Pemimpin Redaksi Warta Sidik, Tommy, menyampaikan kegeramannya atas pernyataan oknum yang diduga mengatakan media yang bekerja sama dengan Team 11 sebagai “media ecek-ecek, abal-abal, media kecil.”
“Tidak sepantasnya seorang aparat merendahkan kredibilitas media. Siapa pun dia, tidak berhak meremehkan profesi wartawan. Kapolri saja sangat menghargai kerja jurnalis,” tegas Tommy.
ADVERTISEMENT
SCROLL TO RESUME CONTENT
Ia juga mengingatkan bahwa sebelumnya pernah terjadi insiden ajudan Kapolri yang menghardik wartawan, dan kasus tersebut langsung ditindak oleh pimpinan Polri sebagai bentuk penghormatan terhadap tugas jurnalistik.
Atas dugaan ucapan yang dianggap melecehkan tersebut, Tommy meminta Kapolri Jenderal Polisi Listyo Sigit Prabowo serta Kapolda Metro Jaya Irjen Pol Asep Edi Suheri, S.I.K., M.Si. segera menindak tegas oknum dimaksud.
“Polri sedang berbenah. Jangan sampai ada oknum yang justru merusak nama baik institusi dan mencederai hubungan kemitraan antara aparat penegak hukum dan insan pers,” ujarnya.
Laporan dari Team 11 & Partner’s
Sekretaris Jenderal Team 11 & Partner’s, Paulus Witomo, membenarkan adanya laporan mengenai ucapan oknum tersebut.
“Kami menerima laporan adanya pernyataan yang tidak pantas diucapkan oleh seorang aparat. Jika benar terjadi, hal itu tentu dapat merusak profesionalisme dan hubungan kerja antara pers dan penegak hukum,” jelas Paulus.
Keterangan Saksi
Seorang saksi kasus pertanahan, Iwan, mengaku mendengar langsung ucapan tersebut.

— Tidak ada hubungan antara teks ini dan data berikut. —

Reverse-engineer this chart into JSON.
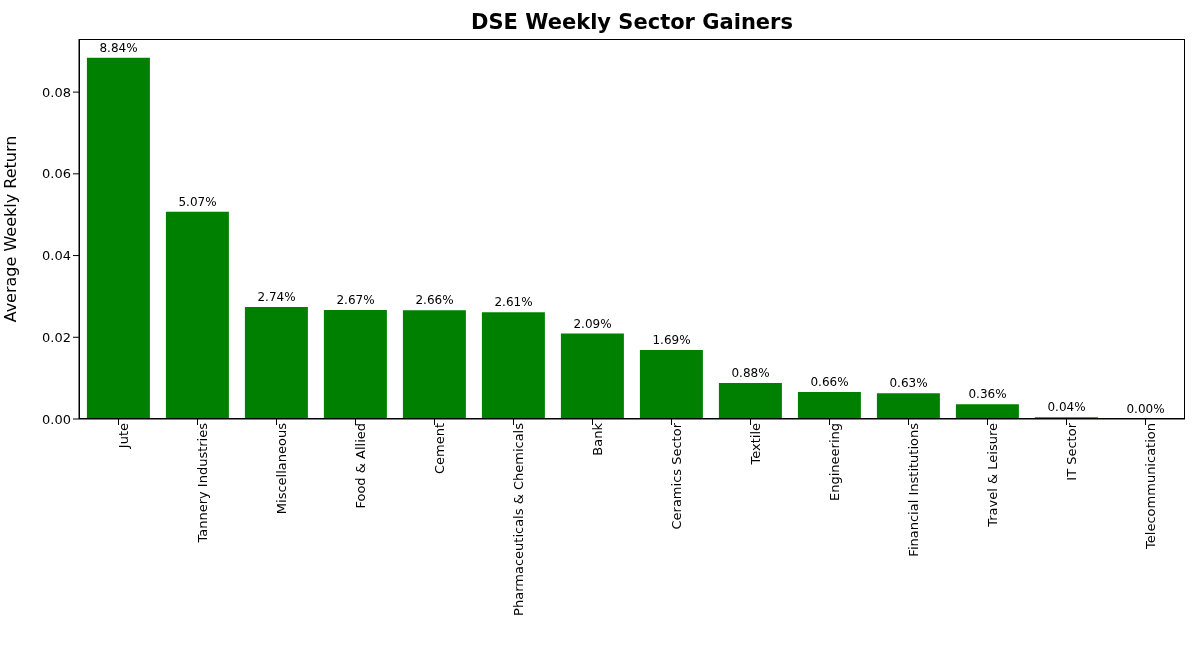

Menurut pengakuannya, oknum itu mengatakan:
“Kalau memang sudah tidak mau jadi saksi, buat saja surat pengunduran. Lagian media online mereka itu ecek-ecek, abal-abal, media kecil.”

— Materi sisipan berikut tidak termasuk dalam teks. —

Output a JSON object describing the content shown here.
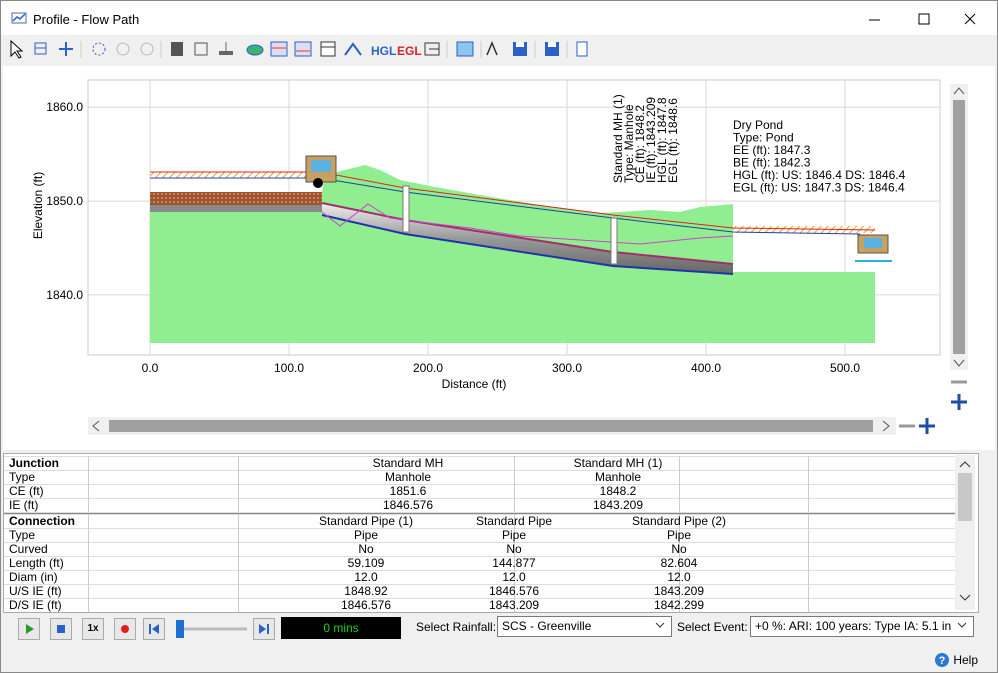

Ucapan yang ditirukan itu dinilai dapat menimbulkan kesan merendahkan lembaga media yang tengah menjalankan tugas jurnalistik.
Pandangan Team 11 & Partner’s
Paulus, yang juga pemilik beberapa media, menambahkan bahwa ukuran media bukanlah tolok ukur profesionalisme.
“Ini bukan soal besar atau kecil. Semua media yang terverifikasi bekerja berdasarkan hukum dan kode etik pers. Pelabelan negatif seperti itu berbahaya karena bisa menimbulkan persepsi publik yang keliru,” ujarnya.
Upaya Konfirmasi
Redaksi telah mencoba menghubungi Polres Metro Bekasi Kota serta oknum anggota yang disebutkan dalam laporan tersebut. Namun hingga berita ini diterbitkan, belum ada keterangan resmi yang diberikan pihak kepolisian.
Redaksi tetap membuka ruang konfirmasi dan akan memperbarui informasi ini bila klarifikasi resmi telah diterima.
Perspektif Hukum
Secara hukum, kredibilitas lembaga pers dilindungi oleh Undang-Undang Nomor 40 Tahun 1999 tentang Pers. Pada saat yang sama, dugaan penghinaan atau pernyataan merendahkan harus dibuktikan secara objektif melalui mekanisme yang sah.
Dewan Pers juga menegaskan bahwa hubungan antara pers dan aparat penegak hukum harus dijaga dalam koridor profesional, saling menghormati, dan mengedepankan komunikasi konstruktif.
Harapan Penyelesaian
Paulus berharap Polres Metro Bekasi Kota dapat memberikan klarifikasi terbuka agar persoalan ini tidak berkembang menjadi polemik berkepanjangan.
“Kami siap berdialog demi menjaga hubungan baik antara pers, masyarakat, dan aparat penegak hukum,” tutup Paulus.